The consul Gnaeus Servilius Geminus, who was en route to meet with his co-consul Gaius Flaminius, had sent his cavalry ahead, led by the praetor Gaius Centenius. After the battle of Trasimene, Maharbal (leading a detachment of spear-men and cavalry) successfully intercepted Centinius and his detachment of 4000 cavalry. When Maharbal's force met with Centenius half of the Romans were killed, and the rest retreated. The surviving Roman cavalry were followed to a hill where they eventually surrendered.

After this battle, Maharbal was apparently sent with the Numidian cavalry to ravage the rich Falernian plains.

==Battle of Cannae (216 BC)==
Maharbal's role in this famous battle is uncertain. Roman historians are themselves divided over his presence or absence, and the most reliable of them, Polybius, does not mention his presence at all. (Note: Polybius's omission of his name is probably most significant, because he was the closest in age to the survivors of Cannae, and he was close friends with Scipio Aemilianus, the grandson of Lucius Aemilius Paullus, one of the consuls who died at Cannae.) According to Livy, Maharbal commanded the right wing of the Carthaginian army at the battle of Cannae, contradicting Polybius's claim that the right wing was commanded by Hanno, son of Bomilcar. Appian agrees with Polybius, however, and assigns Maharbal on that occasion the command of the reserve of cavalry instead.

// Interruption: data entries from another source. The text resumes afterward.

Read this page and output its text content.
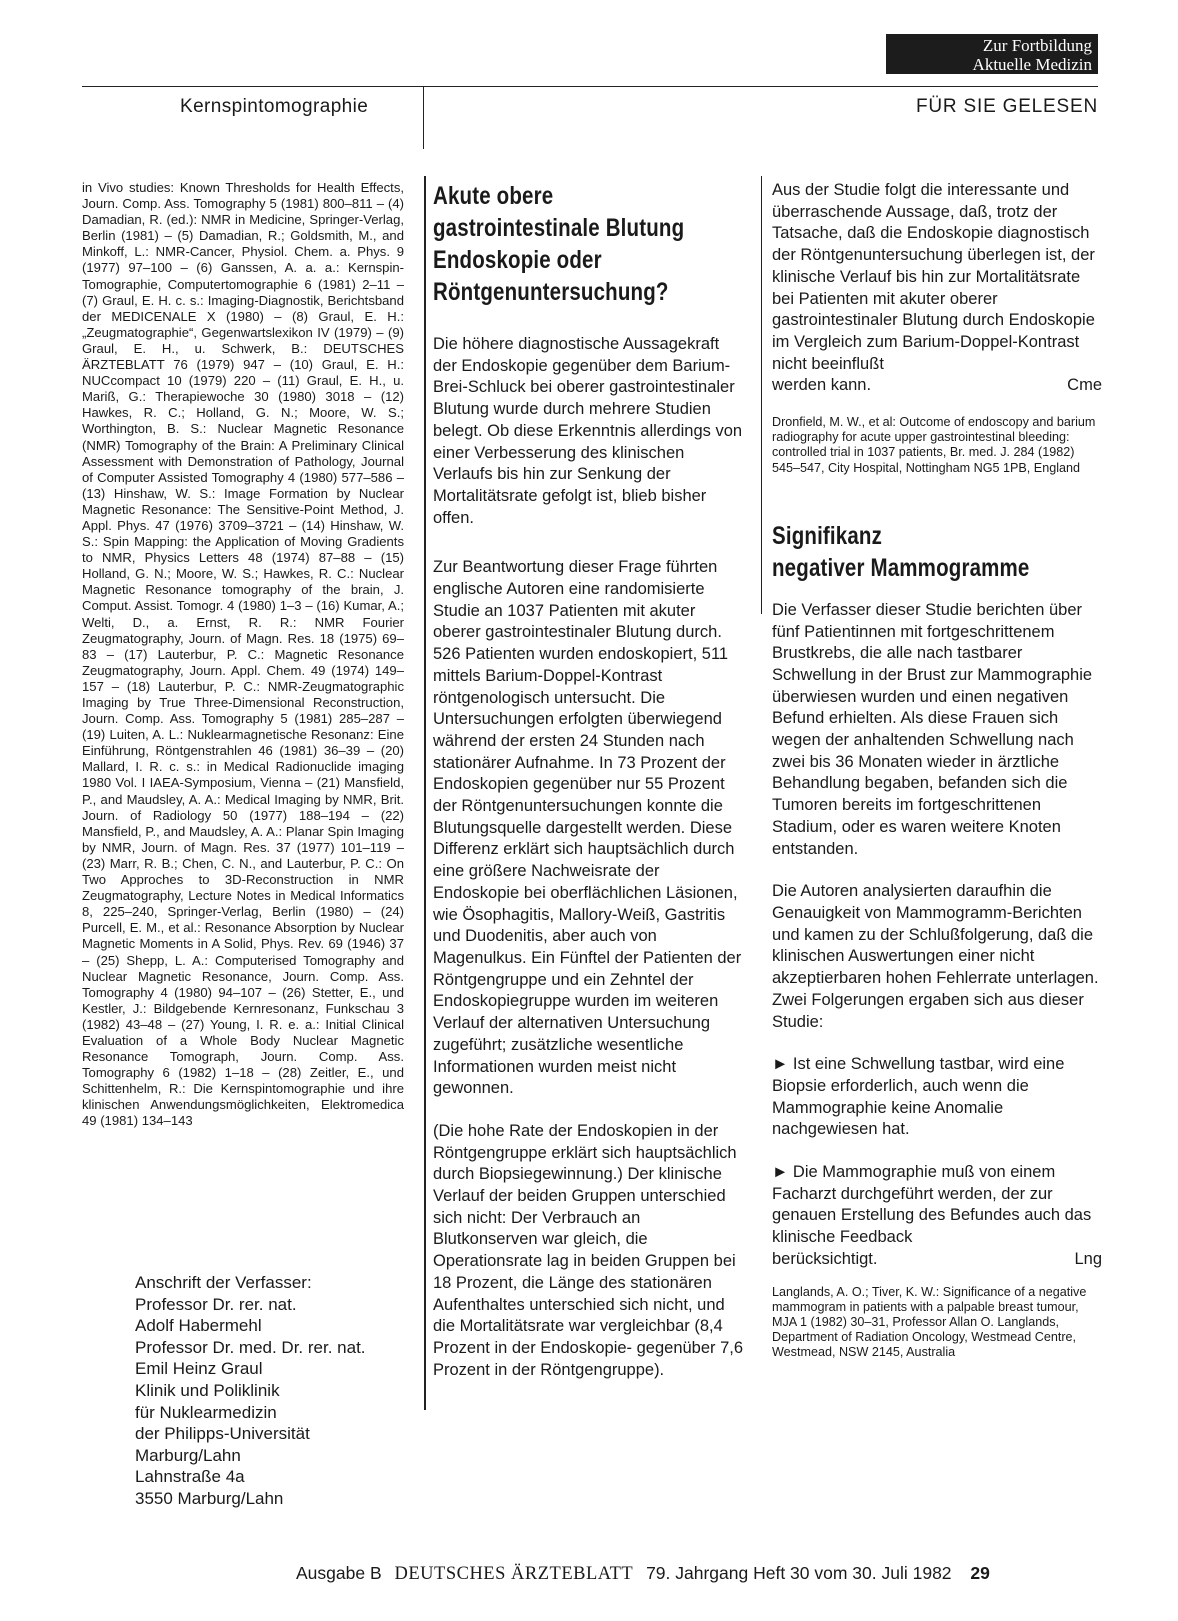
Zur Fortbildung
Aktuelle Medizin
Kernspintomographie	FÜR SIE GELESEN

in Vivo studies: Known Thresholds for Health Effects, Journ. Comp. Ass. Tomography 5 (1981) 800–811 – (4) Damadian, R. (ed.): NMR in Medicine, Springer-Verlag, Berlin (1981) – (5) Damadian, R.; Goldsmith, M., and Minkoff, L.: NMR-Cancer, Physiol. Chem. a. Phys. 9 (1977) 97–100 – (6) Ganssen, A. a. a.: Kernspin-Tomographie, Computertomographie 6 (1981) 2–11 – (7) Graul, E. H. c. s.: Imaging-Diagnostik, Berichtsband der MEDICENALE X (1980) – (8) Graul, E. H.: „Zeugmatographie“, Gegenwartslexikon IV (1979) – (9) Graul, E. H., u. Schwerk, B.: DEUTSCHES ÄRZTEBLATT 76 (1979) 947 – (10) Graul, E. H.: NUCcompact 10 (1979) 220 – (11) Graul, E. H., u. Mariß, G.: Therapiewoche 30 (1980) 3018 – (12) Hawkes, R. C.; Holland, G. N.; Moore, W. S.; Worthington, B. S.: Nuclear Magnetic Resonance (NMR) Tomography of the Brain: A Preliminary Clinical Assessment with Demonstration of Pathology, Journal of Computer Assisted Tomography 4 (1980) 577–586 – (13) Hinshaw, W. S.: Image Formation by Nuclear Magnetic Resonance: The Sensitive-Point Method, J. Appl. Phys. 47 (1976) 3709–3721 – (14) Hinshaw, W. S.: Spin Mapping: the Application of Moving Gradients to NMR, Physics Letters 48 (1974) 87–88 – (15) Holland, G. N.; Moore, W. S.; Hawkes, R. C.: Nuclear Magnetic Resonance tomography of the brain, J. Comput. Assist. Tomogr. 4 (1980) 1–3 – (16) Kumar, A.; Welti, D., a. Ernst, R. R.: NMR Fourier Zeugmatography, Journ. of Magn. Res. 18 (1975) 69–83 – (17) Lauterbur, P. C.: Magnetic Resonance Zeugmatography, Journ. Appl. Chem. 49 (1974) 149–157 – (18) Lauterbur, P. C.: NMR-Zeugmatographic Imaging by True Three-Dimensional Reconstruction, Journ. Comp. Ass. Tomography 5 (1981) 285–287 – (19) Luiten, A. L.: Nuklearmagnetische Resonanz: Eine Einführung, Röntgenstrahlen 46 (1981) 36–39 – (20) Mallard, I. R. c. s.: in Medical Radionuclide imaging 1980 Vol. I IAEA-Symposium, Vienna – (21) Mansfield, P., and Maudsley, A. A.: Medical Imaging by NMR, Brit. Journ. of Radiology 50 (1977) 188–194 – (22) Mansfield, P., and Maudsley, A. A.: Planar Spin Imaging by NMR, Journ. of Magn. Res. 37 (1977) 101–119 – (23) Marr, R. B.; Chen, C. N., and Lauterbur, P. C.: On Two Approches to 3D-Reconstruction in NMR Zeugmatography, Lecture Notes in Medical Informatics 8, 225–240, Springer-Verlag, Berlin (1980) – (24) Purcell, E. M., et al.: Resonance Absorption by Nuclear Magnetic Moments in A Solid, Phys. Rev. 69 (1946) 37 – (25) Shepp, L. A.: Computerised Tomography and Nuclear Magnetic Resonance, Journ. Comp. Ass. Tomography 4 (1980) 94–107 – (26) Stetter, E., und Kestler, J.: Bildgebende Kernresonanz, Funkschau 3 (1982) 43–48 – (27) Young, I. R. e. a.: Initial Clinical Evaluation of a Whole Body Nuclear Magnetic Resonance Tomograph, Journ. Comp. Ass. Tomography 6 (1982) 1–18 – (28) Zeitler, E., und Schittenhelm, R.: Die Kernspintomographie und ihre klinischen Anwendungsmöglichkeiten, Elektromedica 49 (1981) 134–143

Anschrift der Verfasser:
Professor Dr. rer. nat.
Adolf Habermehl
Professor Dr. med. Dr. rer. nat.
Emil Heinz Graul
Klinik und Poliklinik
für Nuklearmedizin
der Philipps-Universität
Marburg/Lahn
Lahnstraße 4a
3550 Marburg/Lahn
Akute obere
gastrointestinale Blutung
Endoskopie oder
Röntgenuntersuchung?

Die höhere diagnostische Aussagekraft der Endoskopie gegenüber dem Barium-Brei-Schluck bei oberer gastrointestinaler Blutung wurde durch mehrere Studien belegt. Ob diese Erkenntnis allerdings von einer Verbesserung des klinischen Verlaufs bis hin zur Senkung der Mortalitätsrate gefolgt ist, blieb bisher offen.

Zur Beantwortung dieser Frage führten englische Autoren eine randomisierte Studie an 1037 Patienten mit akuter oberer gastrointestinaler Blutung durch. 526 Patienten wurden endoskopiert, 511 mittels Barium-Doppel-Kontrast röntgenologisch untersucht. Die Untersuchungen erfolgten überwiegend während der ersten 24 Stunden nach stationärer Aufnahme. In 73 Prozent der Endoskopien gegenüber nur 55 Prozent der Röntgenuntersuchungen konnte die Blutungsquelle dargestellt werden. Diese Differenz erklärt sich hauptsächlich durch eine größere Nachweisrate der Endoskopie bei oberflächlichen Läsionen, wie Ösophagitis, Mallory-Weiß, Gastritis und Duodenitis, aber auch von Magenulkus. Ein Fünftel der Patienten der Röntgengruppe und ein Zehntel der Endoskopiegruppe wurden im weiteren Verlauf der alternativen Untersuchung zugeführt; zusätzliche wesentliche Informationen wurden meist nicht gewonnen.

(Die hohe Rate der Endoskopien in der Röntgengruppe erklärt sich hauptsächlich durch Biopsiegewinnung.) Der klinische Verlauf der beiden Gruppen unterschied sich nicht: Der Verbrauch an Blutkonserven war gleich, die Operationsrate lag in beiden Gruppen bei 18 Prozent, die Länge des stationären Aufenthaltes unterschied sich nicht, und die Mortalitätsrate war vergleichbar (8,4 Prozent in der Endoskopie- gegenüber 7,6 Prozent in der Röntgengruppe).

Aus der Studie folgt die interessante und überraschende Aussage, daß, trotz der Tatsache, daß die Endoskopie diagnostisch der Röntgenuntersuchung überlegen ist, der klinische Verlauf bis hin zur Mortalitätsrate bei Patienten mit akuter oberer gastrointestinaler Blutung durch Endoskopie im Vergleich zum Barium-Doppel-Kontrast nicht beeinflußt

werden kann.	Cme

Dronfield, M. W., et al: Outcome of endoscopy and barium radiography for acute upper gastrointestinal bleeding: controlled trial in 1037 patients, Br. med. J. 284 (1982) 545–547, City Hospital, Nottingham NG5 1PB, England

Signifikanz
negativer Mammogramme

Die Verfasser dieser Studie berichten über fünf Patientinnen mit fortgeschrittenem Brustkrebs, die alle nach tastbarer Schwellung in der Brust zur Mammographie überwiesen wurden und einen negativen Befund erhielten. Als diese Frauen sich wegen der anhaltenden Schwellung nach zwei bis 36 Monaten wieder in ärztliche Behandlung begaben, befanden sich die Tumoren bereits im fortgeschrittenen Stadium, oder es waren weitere Knoten entstanden.

Die Autoren analysierten daraufhin die Genauigkeit von Mammogramm-Berichten und kamen zu der Schlußfolgerung, daß die klinischen Auswertungen einer nicht akzeptierbaren hohen Fehlerrate unterlagen. Zwei Folgerungen ergaben sich aus dieser Studie:

► Ist eine Schwellung tastbar, wird eine Biopsie erforderlich, auch wenn die Mammographie keine Anomalie nachgewiesen hat.

► Die Mammographie muß von einem Facharzt durchgeführt werden, der zur genauen Erstellung des Befundes auch das klinische Feedback

berücksichtigt.	Lng

Langlands, A. O.; Tiver, K. W.: Significance of a negative mammogram in patients with a palpable breast tumour, MJA 1 (1982) 30–31, Professor Allan O. Langlands, Department of Radiation Oncology, Westmead Centre, Westmead, NSW 2145, Australia

Ausgabe B DEUTSCHES ÄRZTEBLATT 79. Jahrgang Heft 30 vom 30. Juli 1982 29
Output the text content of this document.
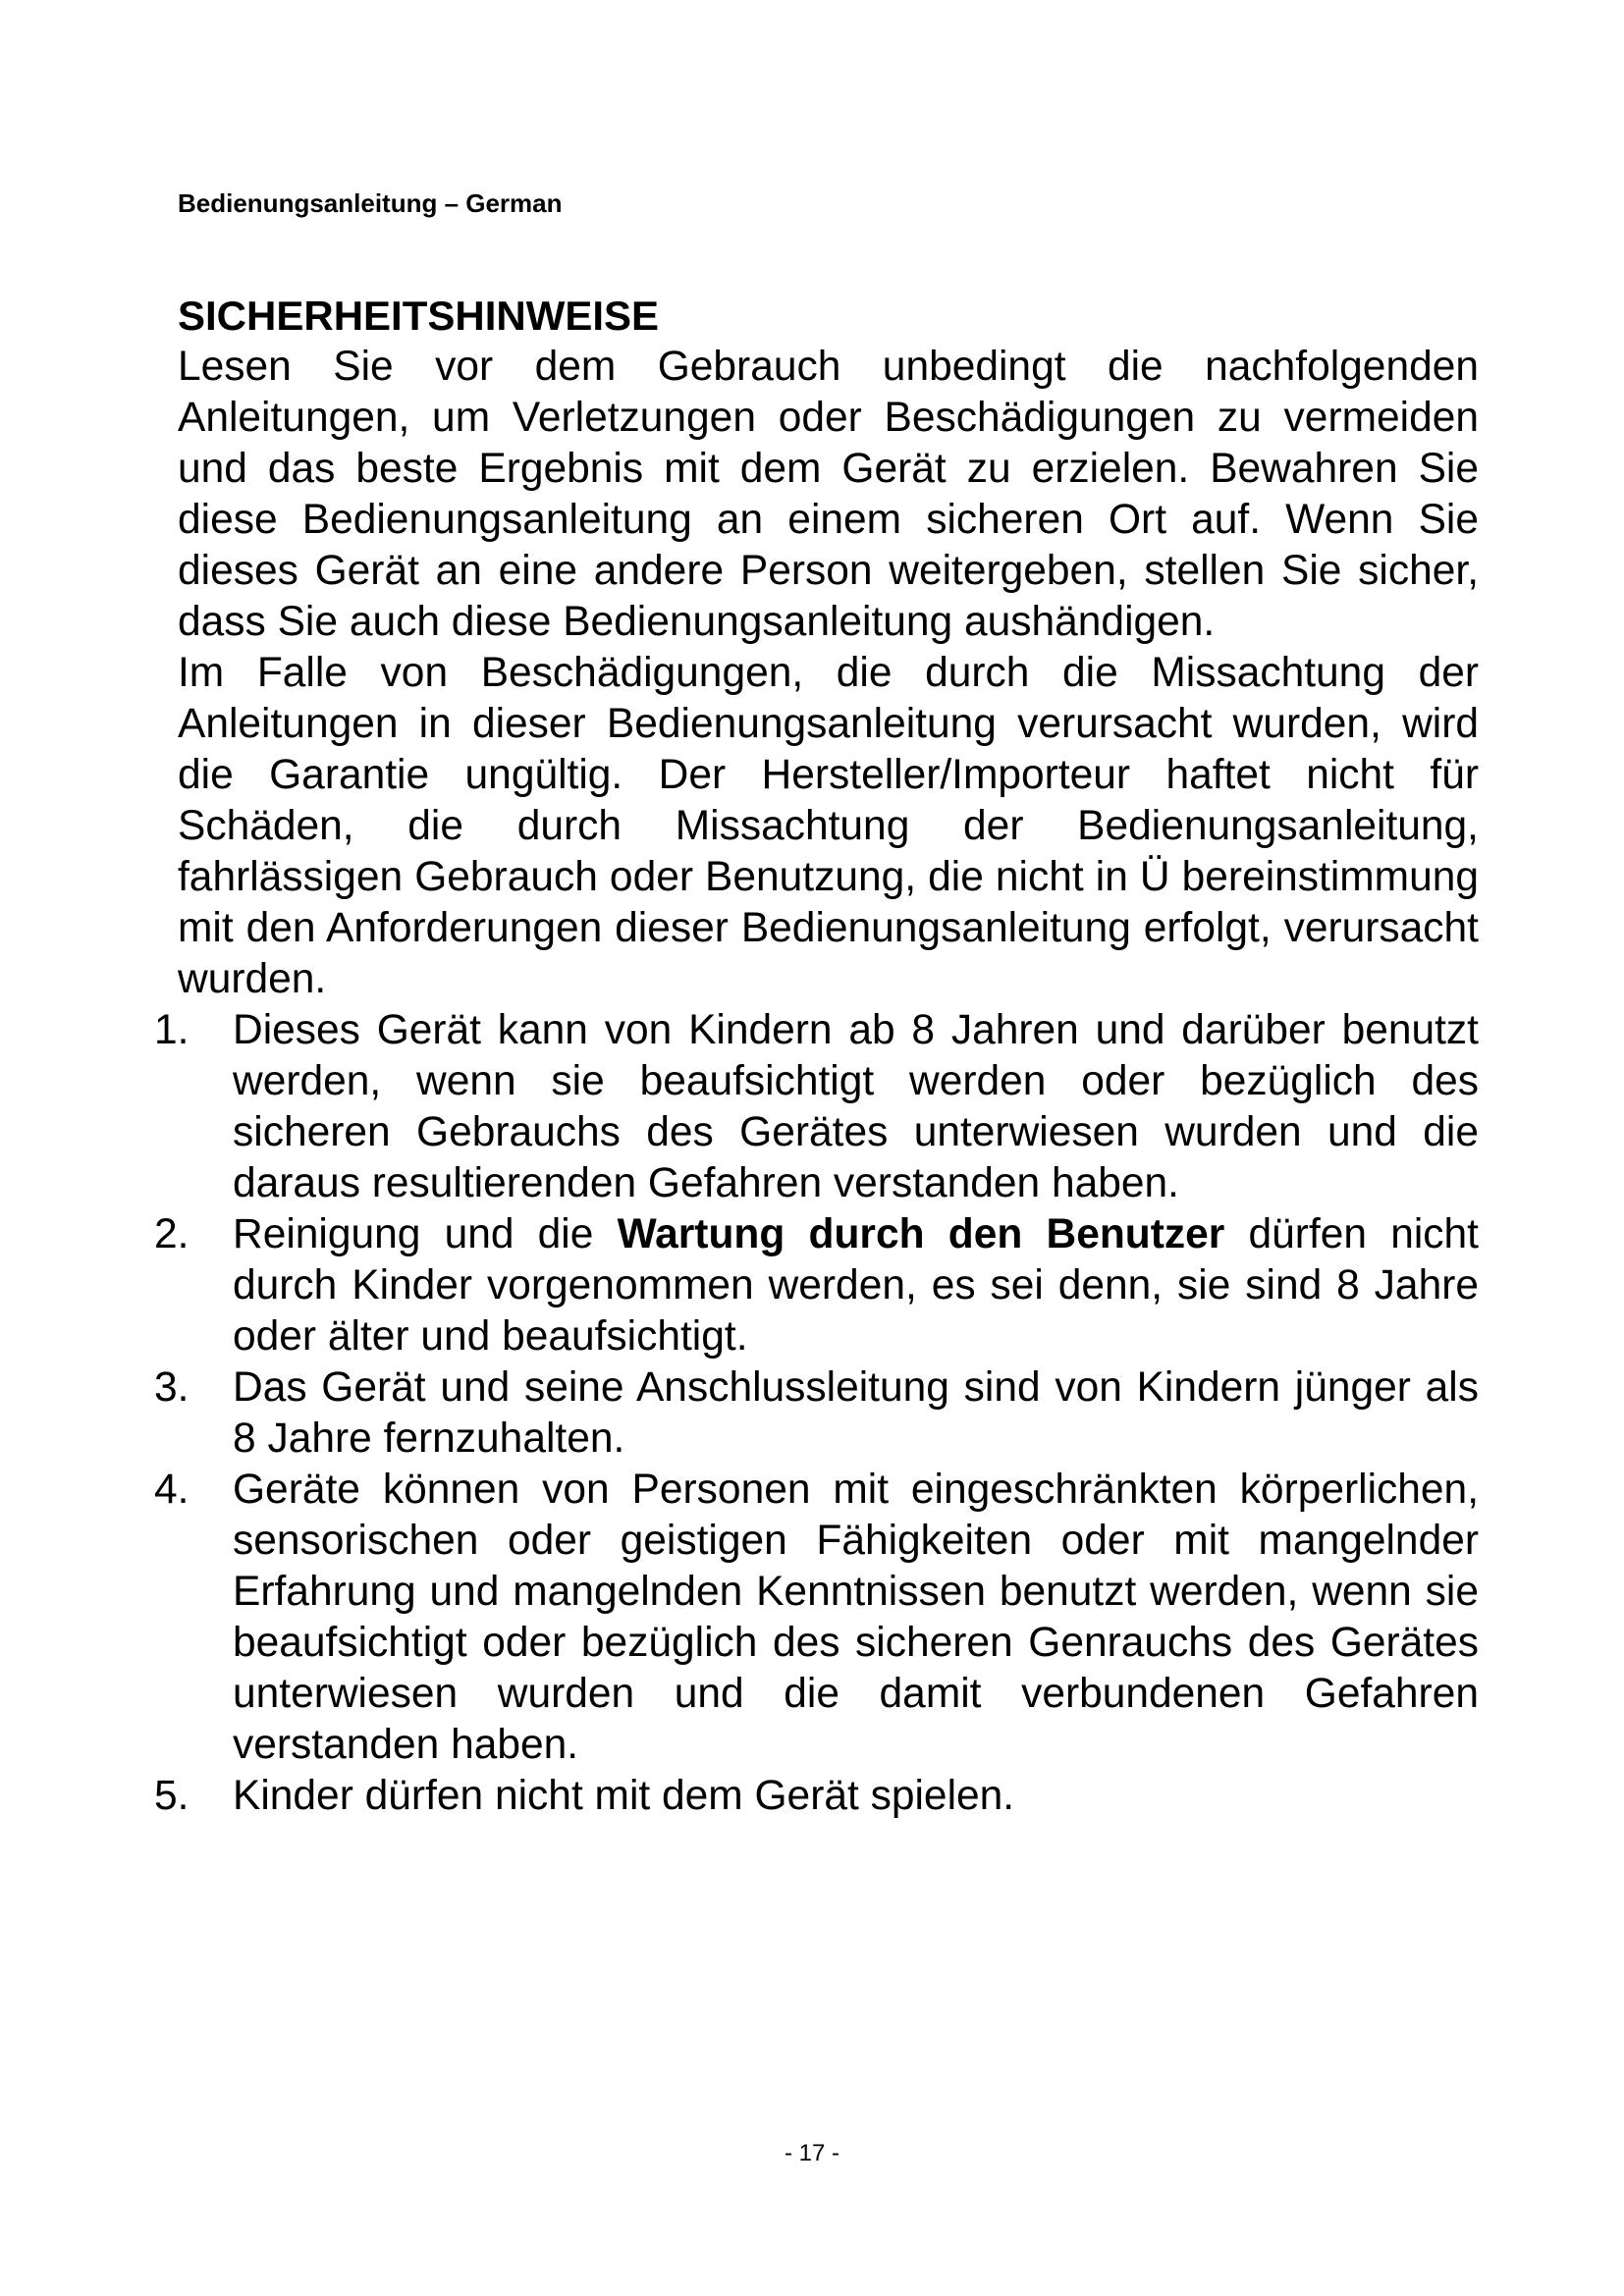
Bedienungsanleitung – German
SICHERHEITSHINWEISE

Lesen Sie vor dem Gebrauch unbedingt die nachfolgenden Anleitungen, um Verletzungen oder Beschädigungen zu vermeiden und das beste Ergebnis mit dem Gerät zu erzielen. Bewahren Sie diese Bedienungsanleitung an einem sicheren Ort auf. Wenn Sie dieses Gerät an eine andere Person weitergeben, stellen Sie sicher, dass Sie auch diese Bedienungsanleitung aushändigen.

Im Falle von Beschädigungen, die durch die Missachtung der Anleitungen in dieser Bedienungsanleitung verursacht wurden, wird die Garantie ungültig. Der Hersteller/Importeur haftet nicht für Schäden, die durch Missachtung der Bedienungsanleitung, fahrlässigen Gebrauch oder Benutzung, die nicht in Ü bereinstimmung mit den Anforderungen dieser Bedienungsanleitung erfolgt, verursacht wurden.

1. Dieses Gerät kann von Kindern ab 8 Jahren und darüber benutzt werden, wenn sie beaufsichtigt werden oder bezüglich des sicheren Gebrauchs des Gerätes unterwiesen wurden und die daraus resultierenden Gefahren verstanden haben.
2. Reinigung und die Wartung durch den Benutzer dürfen nicht durch Kinder vorgenommen werden, es sei denn, sie sind 8 Jahre oder älter und beaufsichtigt.
3. Das Gerät und seine Anschlussleitung sind von Kindern jünger als 8 Jahre fernzuhalten.
4. Geräte können von Personen mit eingeschränkten körperlichen, sensorischen oder geistigen Fähigkeiten oder mit mangelnder Erfahrung und mangelnden Kenntnissen benutzt werden, wenn sie beaufsichtigt oder bezüglich des sicheren Genrauchs des Gerätes unterwiesen wurden und die damit verbundenen Gefahren verstanden haben.
5. Kinder dürfen nicht mit dem Gerät spielen.
- 17 -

Livy claims that immediately after the victory, Maharbal urged Hannibal to push on at once with his cavalry upon Rome itself, promising him that if he did so, within five days he should sup in the Capitol. On the refusal of his commander to do so, Maharbal is said to have observed that Hannibal knew indeed how to gain victories, but not how to use them. However, modern historians judge Hannibal's decision more reasonably than did William Smith and his contemporaries. They point to the fact that Hannibal's army was exhausted, that Rome was able to raise fresh legions, that Rome itself was defended by formidable walls, and that Hannibal had no siege machinery.

==After Cannae==
Maharbal's fate after the Battle of Casilinum, is not known. A person of that name is mentioned by Frontinus as employed by the Carthaginians against some African tribes that had rebelled. However, it is not clear if this is the same Maharbal as Hannibal's cavalry commander. He may have died around the time of the Siege of Casilinum, or shortly thereafter.